Artist Erin McGuire lends her black and white illustrations to the novel, which is an interesting notion. Generally I’ve noticed that the art in a contemporary middle grade chapter book has a distinct purpose. If you’re dealing with a Roald Dahl title like The Witches, for example, then you need Quentin Blake’s pictures to take an edge off of the scariness. That’s akin to what McGuire’s pictures do here. They don’t take away all the sadness and scariness, but they do dampen it to a certain degree. Seeing Hazel helps us to deal with her misery for most of the book. What McGuire chooses to illustrate is also interesting. She doesn’t necessarily go for the obvious scenes, which is to say she doesn’t choose moments that contain a lot of action and adventure, but rather scenes of quiet magic. Kids, I think, will appreciate that. Her pictures serve the mood.
This is not the first adapted version of The Snow Queen I’ve encountered. In the anthology Firebirds author Kara Dalkey wrote a tale called “The Lady of the Ice Garden,” which sets the story in Late Heian, Japan. That story turned the Snow Queen’s abduction of Jack into something sexual, which is one way of taking it. Ursu’s way is yet another. Breadcrumbs can be an oddly dark, somewhat depressing story at times. Hazel, after all, leads a sad life and her adventures only reinforce that fact. Yet the writing is remarkable and there’s so much to think about and look into here that kids will find themselves relating easily. They may be upset by the ending (which I will not spoil), finding it a touch unfinished but some will understand that it’s a honest way to end the book. This is a book that gives readers whole worlds to discover and discuss. It reinforces the oddities of Hans Christian Andersen’s tales, and ties them into a 21st century world. A strange, amazing, sad, thoughtful, one-of-a-kind original. You will find no other book out there quite like this one, no matter how hard you try.

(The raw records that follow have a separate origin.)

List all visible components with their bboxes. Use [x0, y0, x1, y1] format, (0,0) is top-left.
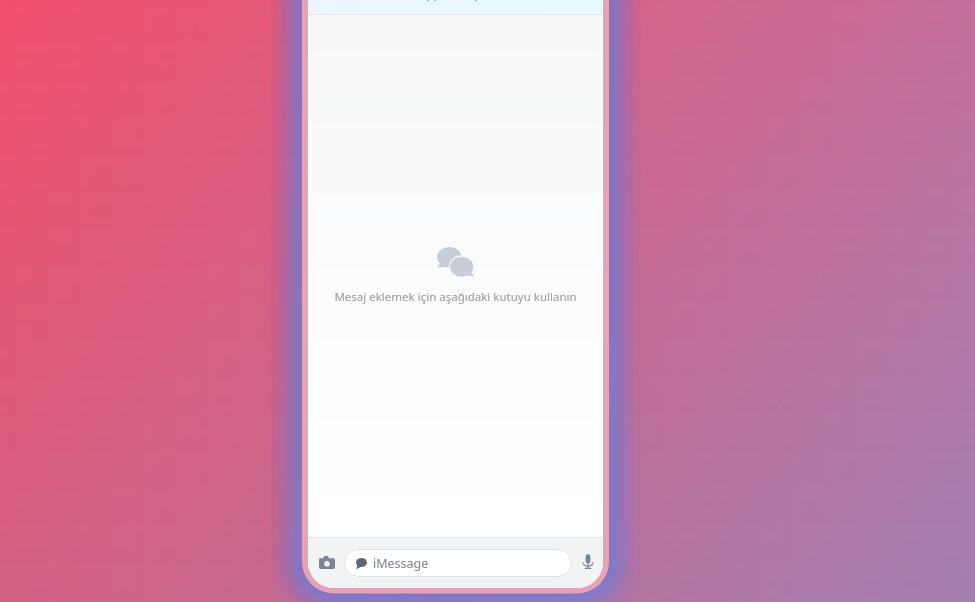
staticText: Mesaj yaz ve gönder — [396, 0, 512, 1]
button[interactable]: Take photo — [313, 549, 340, 576]
button[interactable]: Dictate — [575, 549, 601, 575]
staticText: Mesaj eklemek için aşağıdaki kutuyu kull… — [334, 289, 577, 305]
button[interactable]: iMessage — [344, 549, 572, 577]
staticText: iMessage — [373, 555, 429, 572]
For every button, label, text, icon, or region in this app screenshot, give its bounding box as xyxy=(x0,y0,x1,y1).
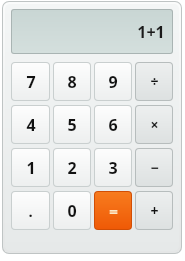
staticText: 6 xyxy=(108,114,118,136)
staticText: . xyxy=(28,201,33,221)
staticText: 0 xyxy=(67,200,77,222)
button[interactable]: . xyxy=(12,192,49,229)
button[interactable]: 0 xyxy=(54,192,90,229)
staticText: 7 xyxy=(26,71,36,93)
staticText: 2 xyxy=(67,157,77,179)
button[interactable]: 4 xyxy=(12,106,49,143)
button[interactable]: 5 xyxy=(54,106,90,143)
staticText: ÷ xyxy=(150,72,159,91)
staticText: 9 xyxy=(108,71,118,93)
button[interactable]: Plus xyxy=(136,192,172,229)
staticText: 1+1 xyxy=(137,21,165,43)
staticText: 3 xyxy=(108,157,118,179)
staticText: 5 xyxy=(67,114,77,136)
button[interactable]: 9 xyxy=(95,63,131,100)
staticText: + xyxy=(150,201,159,220)
button[interactable]: 1 xyxy=(12,149,49,186)
staticText: 4 xyxy=(26,114,36,136)
button[interactable]: 3 xyxy=(95,149,131,186)
staticText: 8 xyxy=(67,71,77,93)
staticText: = xyxy=(109,201,118,221)
button[interactable]: Multiply xyxy=(136,106,172,143)
button[interactable]: 8 xyxy=(54,63,90,100)
button[interactable]: 6 xyxy=(95,106,131,143)
staticText: × xyxy=(150,115,159,134)
button[interactable]: 7 xyxy=(12,63,49,100)
staticText: − xyxy=(150,158,159,177)
button[interactable]: Minus xyxy=(136,149,172,186)
staticText: 1 xyxy=(26,157,36,179)
button[interactable]: Divide xyxy=(136,63,172,100)
button[interactable]: 2 xyxy=(54,149,90,186)
button[interactable]: Equals xyxy=(95,192,131,229)
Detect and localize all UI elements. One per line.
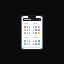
button[interactable]: App group bbox=[32, 36, 41, 46]
button[interactable]: Menu bbox=[23, 18, 41, 21]
button[interactable]: App group bbox=[23, 36, 31, 46]
button[interactable]: App group bbox=[32, 22, 41, 35]
button[interactable]: App group bbox=[23, 22, 31, 35]
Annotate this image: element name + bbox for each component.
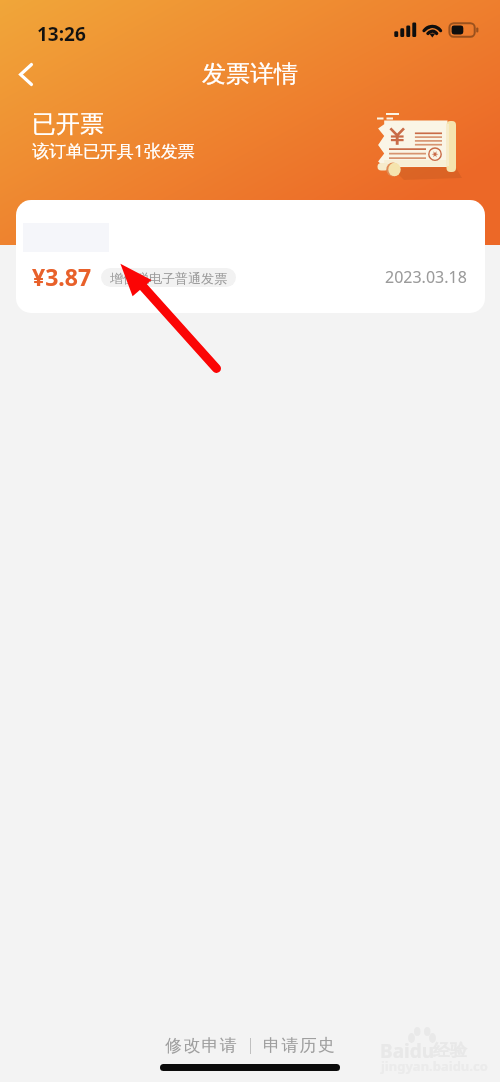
staticText: ¥3.87 bbox=[32, 261, 92, 287]
staticText: 修改申请 bbox=[165, 1035, 238, 1056]
staticText: 经验 bbox=[433, 1040, 467, 1061]
staticText: 申请历史 bbox=[263, 1035, 336, 1056]
staticText: 增值税电子普通发票 bbox=[110, 270, 227, 286]
button[interactable]: 申请历史 bbox=[251, 1029, 348, 1062]
staticText: 已开票 bbox=[32, 109, 104, 139]
staticText: 13:26 bbox=[37, 21, 86, 47]
staticText: Baidu bbox=[380, 1038, 435, 1064]
button[interactable]: Back bbox=[4, 52, 48, 96]
button[interactable]: 修改申请 bbox=[153, 1029, 250, 1062]
staticText: 发票详情 bbox=[202, 59, 298, 89]
button[interactable]: ¥3.87 bbox=[16, 200, 485, 313]
staticText: 2023.03.18 bbox=[385, 266, 467, 288]
staticText: 该订单已开具1张发票 bbox=[32, 139, 195, 162]
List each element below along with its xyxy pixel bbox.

On shelves September 27th.
Source: Galley sent from publisher for review.
Notes on the Cover: Boy, that’s beautiful. That’s just gotta be one of the prettiest little ole covers I’ve seen in a long time. This isn’t the only cover out this year by artist Erin McGuire (Circle of Secrets, French Ducks in Paris, and Lucky for Good being the others). McGuire’s style reminds me of the artist behind K.L. Going’s The Garden of Eve (whose name I do not know). What I love about this cover, aside from the colors (which, undoubtedly, someone somewhere will dub as “girly”, consarn it) is the fact that you have a dark-skinned heroine on the jacket of a middle grade novel. More of the same, please.
First Line: “It snowed right before Jack stopped talking to Hazel, fluffy white flakes big enough to show their crystal architecture, like perfect geometric poems.”